Department of Cardiovascular Medicine, Kyushu University Graduate School of Medical Sciences, 3-1-1 Maidashi, Higashi-Ku, Fukuoka, Japan.
Clin Exp Hypertens. 2009 Nov;31(8):698-704. doi: 10.3109/10641960903407066.
We have demonstrated that oxidative stress in the rostral ventrolateral medulla (RVLM), a vasomotor center in brainstem, increases sympathetic nerve activity (SNA) and that oral administration of atorvastatin inhibited SNA via anti-oxidant effect in the RVLM of stroke-prone spontaneously hypertensive rats (SHRSPs). The impairment of baroreflex sensitivity (BRS) is known as the predictive factor of mortality in the hypertension and BRS is impaired in SHRSP. The aim of the present study was to determine whether oral administration of atorvastatin improved the impaired BRS via anti-oxidant effect in the RVLM in SHRSP. Atorvastatin (20 mg/kg/day) or vehicle was orally administered for 28 days in SHRSPs. Systolic blood pressure (SBP), heart rate, and 24-h urinary norepinephrine excretion as an indicator of SNA were comparable between atorvastatin- and control-SHRSP. Thiobarbituric acid-reactive substance (TBARS) levels as a marker of oxidative stress was significantly lower in atorvastatin-SHRSP than in control-SHRSP. Baroreflex sensitivity measured by the spontaneous sequence method was significantly higher in atorvastatin-SHRSP than in control-SHRSP. These results suggest that atorvastatin improves the impaired BRS in SHRSP via its anti-oxidant effect in the RVLM of SHRSP.
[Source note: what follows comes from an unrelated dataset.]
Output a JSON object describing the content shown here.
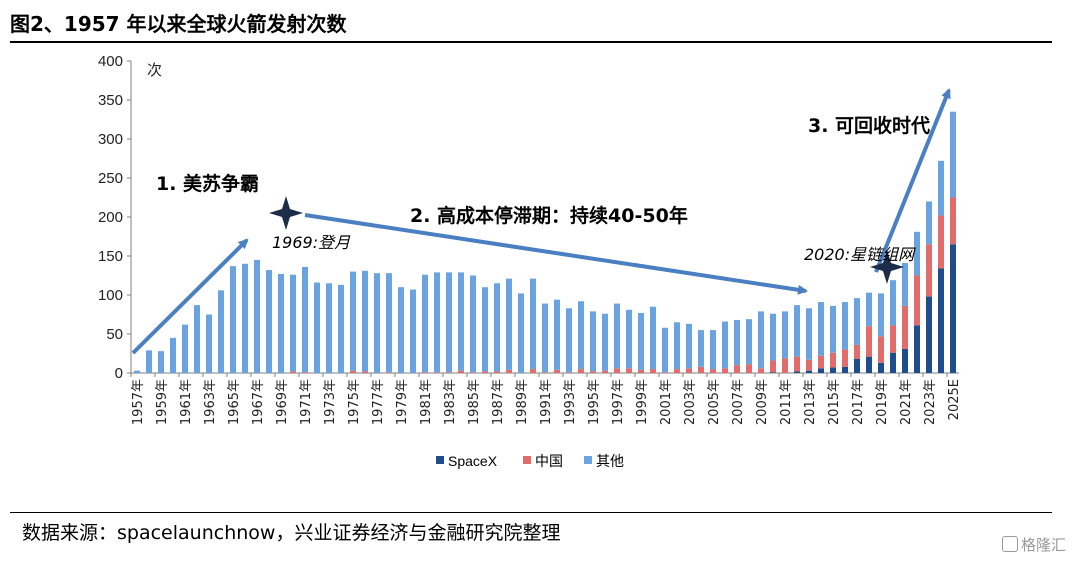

我们已经证明,脑干部位的血管运动中枢——延髓头端腹外侧区(RVLM)的氧化应激会增加交感神经活动(SNA),而阿托伐他汀的口服给药通过 RVLM 中的抗氧化作用抑制了 SNA。众所周知,血压反射敏感性(BRS)的损害是高血压患者死亡率的预测因素,而 SHRSP 中的 BRS 受损。本研究的目的是确定阿托伐他汀是否通过 RVLM 中的抗氧化作用改善了 SHRSP 中受损的 BRS。阿托伐他汀(20 mg/kg/天)或载体在 SHRSP 中口服给药 28 天。阿托伐他汀-SHRSP 和对照-SHRSP 的收缩压(SBP)、心率和 24 小时尿去甲肾上腺素排泄作为 SNA 的指标相当。作为氧化应激标志物的硫代巴比妥酸反应物质(TBARS)水平在阿托伐他汀-SHRSP 中明显低于对照-SHRSP。通过自发性序列法测量的血压反射敏感性在阿托伐他汀-SHRSP 中明显高于对照-SHRSP。这些结果表明,阿托伐他汀通过其在 SHRSP 的 RVLM 中的抗氧化作用改善了 SHRSP 中受损的 BRS。